Теперь меня точно вырвет.
Я прикрываю рот рукой, откидываю покрывало и бегу в ванную. Как раз вовремя. Я надеюсь, что Брэм меня не слышит. Вроде бы у нас звуконепроницаемые ванные – слава Богу – я бы определенно не хотела, чтоб он услышал подобное.
Когда я чувствую, что в животе ничего не осталось, несколько раз спускаю воду в туалете и, пошатываясь, встаю на ноги.
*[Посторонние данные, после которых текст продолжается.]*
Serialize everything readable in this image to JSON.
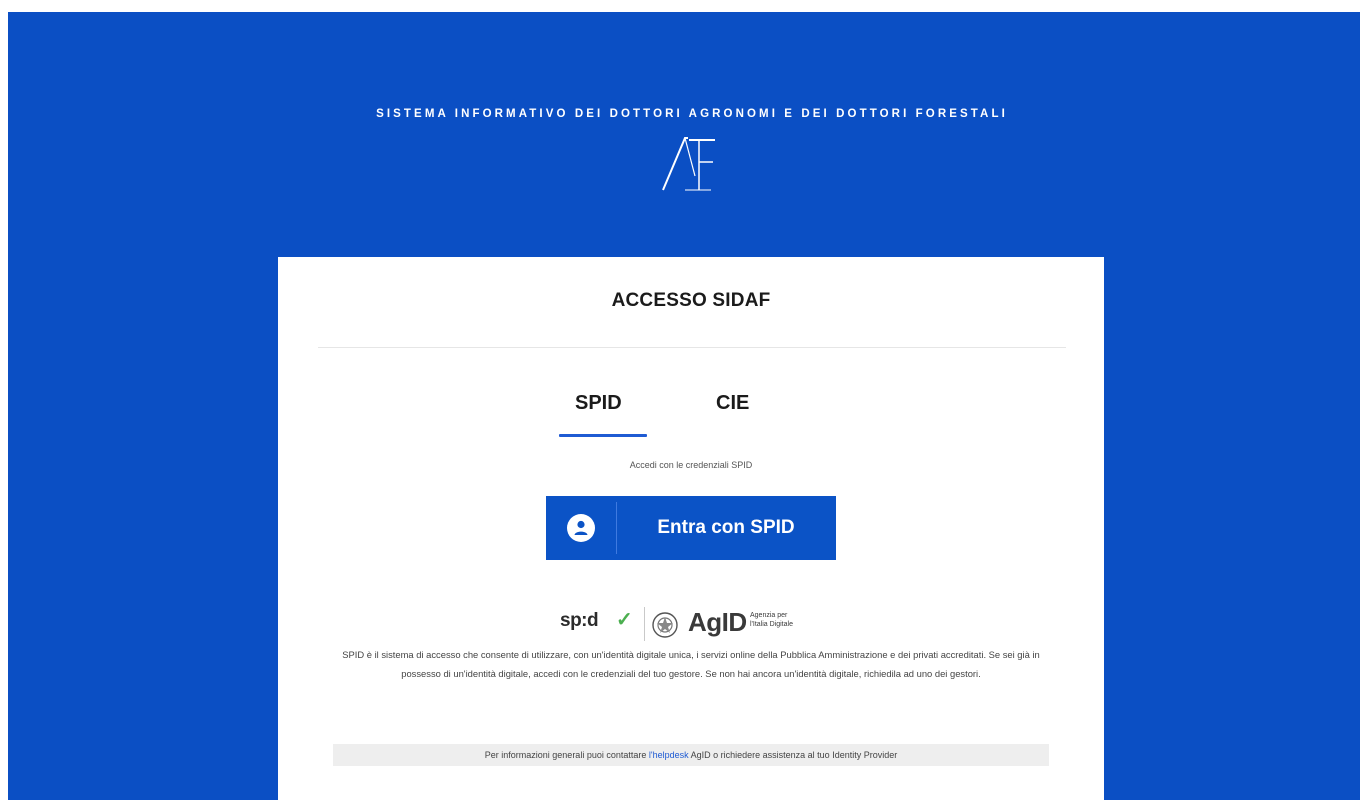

В зеркале я вижу сексуальную размазню. Нет, не сексуальную – просто размазню.
Волосы все еще убраны в высокую прическу, но они спутались и торчат в разные стороны, больше похожие на один гигантский дред. Подводка растеклась, а вокруг рта и по подбородку размазана красная помада. Я похожа на жуткого клоуна.
Я похожа на жуткую мамашу.
— Ты заболела? — спрашивает Ава. — Тебе теперь тоже нужна вава?
— Со мной все будет хорошо, милая. — Говорю я, быстро чищу зубы и пытаюсь смыть косметику огромным количеством очищающего крема. Я провожу несколько минут, пытаясь сделать все правильно, но ничего не работает. Раздеваюсь, принимаю горячий душ, одеваю рваные бойфренды и длинную серую тунику, так удобней. Сегодня все обтягивающее может идти нафиг.
Сейчас 7:15 утра, к счастью я не слишком опоздала с мониторингом Авы. Я прокалываю ей пальчик и с облегчением вздыхаю, когда вижу, что показатель в норме. Затем делаю для нее тост с авокадо и яйцом, подсчитывая углеводы, чтобы не выйти за рамки диеты.
Что касается меня, есть я не могу, я даже кофе выпить не могу, так что просто сижу на диване, жалею себя и выпиваю целую коробку апельсинового сока. И все время задаюсь вопросом, услышу ли я стук в дверь? Зайдет ли Брэм? Я ему все еще нравлюсь – если такое вообще было - после того как прошлой ночью была такой пьяной дурой?